I have a love hate relationship with free writing. Sometimes I find it an amazing release and a great method to “get the juices flowing.” It’s great for those moments when you’re working on a project (or history assignment) and you find that you’re stuck so bad you’re not even sure you know how to write anymore. The options available at that point seem to be quit everything (because, if you can’t write anymore there’s really no hope for that story, project or history degree); engage in some heavy procrastination that will most likely not free up the mental block (stressed out because you can’t get the ideas flowing, the sure way to fix it is to ensure that you ensure you have less time to complete the project… because that won’t add any stress on…) or just write. Wow that last sentence sure was a beast… Free writing can also be a dear friend when I have a lot on my mind and am stressed or upset for some reason but can’t really organize my thoughts. My writing starts out as an unorganized mess and quite often filters into something that, while not necessarily coherent or readable to anyone but myself, has at least managed to sort my thoughts into something I can understand a bit better.

Sometimes, though, I find free writing intimidating. I love the idea of it when you’re trying to come up with a story idea or flesh out a character but I find it difficult to actually sit down and follow through with the idea. What if, by putting those ideas down on paper, they somehow “break.” What if writing down my ideas spoils them somehow and I realize that out of the safety of my mind the characters and storylines are weak and unfocused. What if my ideas are better enjoyed alone and not in the company of a crowd (though there is no reason why my free writing would need to be viewed by anyone other than myself).

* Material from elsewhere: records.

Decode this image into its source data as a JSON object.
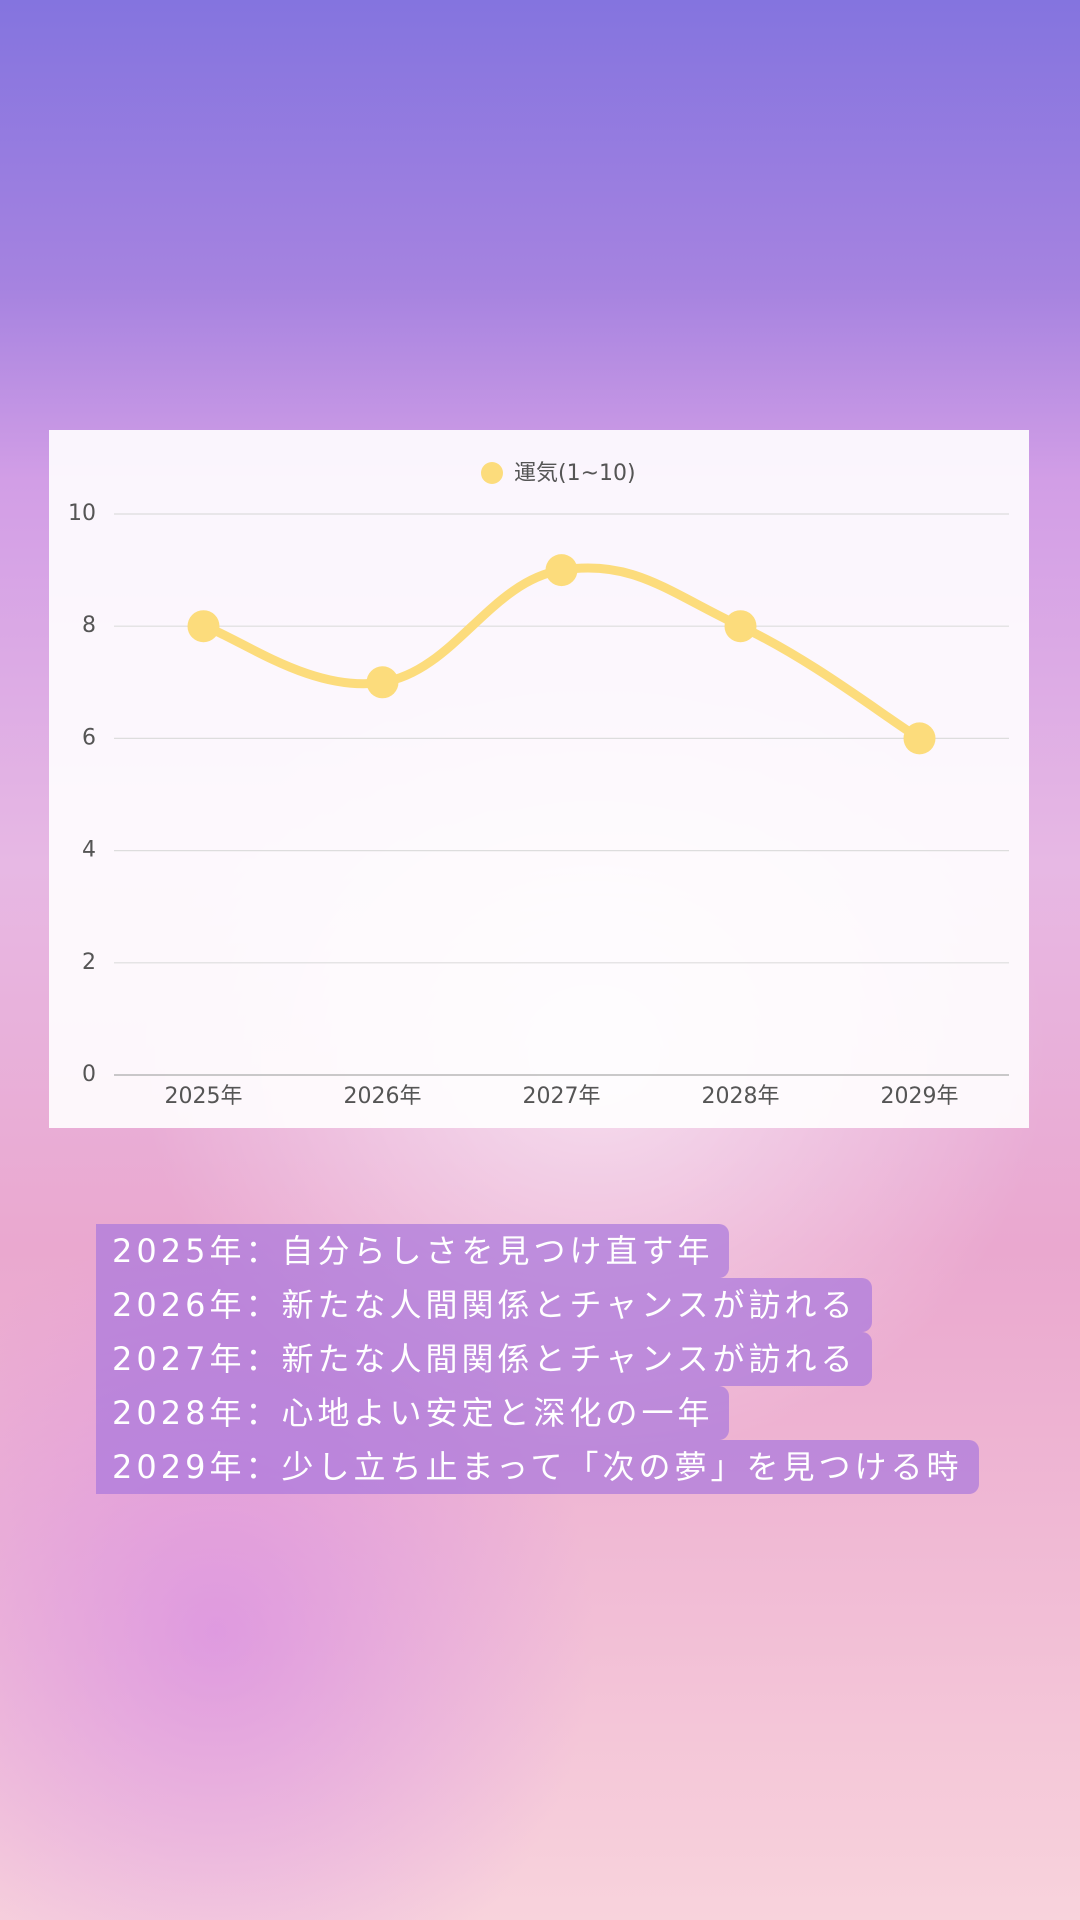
{
  "chart_data": {
    "type": "line",
    "categories": [
      "2025年",
      "2026年",
      "2027年",
      "2028年",
      "2029年"
    ],
    "series": [
      {
        "name": "運気(1~10)",
        "color": "#fcdc7c",
        "values": [
          8,
          7,
          9,
          8,
          6
        ]
      }
    ],
    "ylim": [
      0,
      10
    ],
    "yticks": [
      0,
      2,
      4,
      6,
      8,
      10
    ],
    "grid": true,
    "legend": "top"
  },
  "notes": {
    "lines": [
      "2025年：自分らしさを見つけ直す年",
      "2026年：新たな人間関係とチャンスが訪れる",
      "2027年：新たな人間関係とチャンスが訪れる",
      "2028年：心地よい安定と深化の一年",
      "2029年：少し立ち止まって「次の夢」を見つける時"
    ]
  }
}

And now I’m stuck. I have no more ideas. But I just looked at my phone (thinking that I had maybe made it to half way through the allotted 20 minutes) only discover that I have only 2 minutes left. It took me 18 minutes to get to the point where my initial flow of ideas slowed down a bit. But I am realizing that even though I feel my “free thoughts” starting to change and slow down, I feel warmed up. I feel like I could now sit down and begin to write a post, or a story or an essay. Hmm… now there’s a thought… warm up before you start to write for the day… fascinating.

If you’ve made it this far thanks for reading!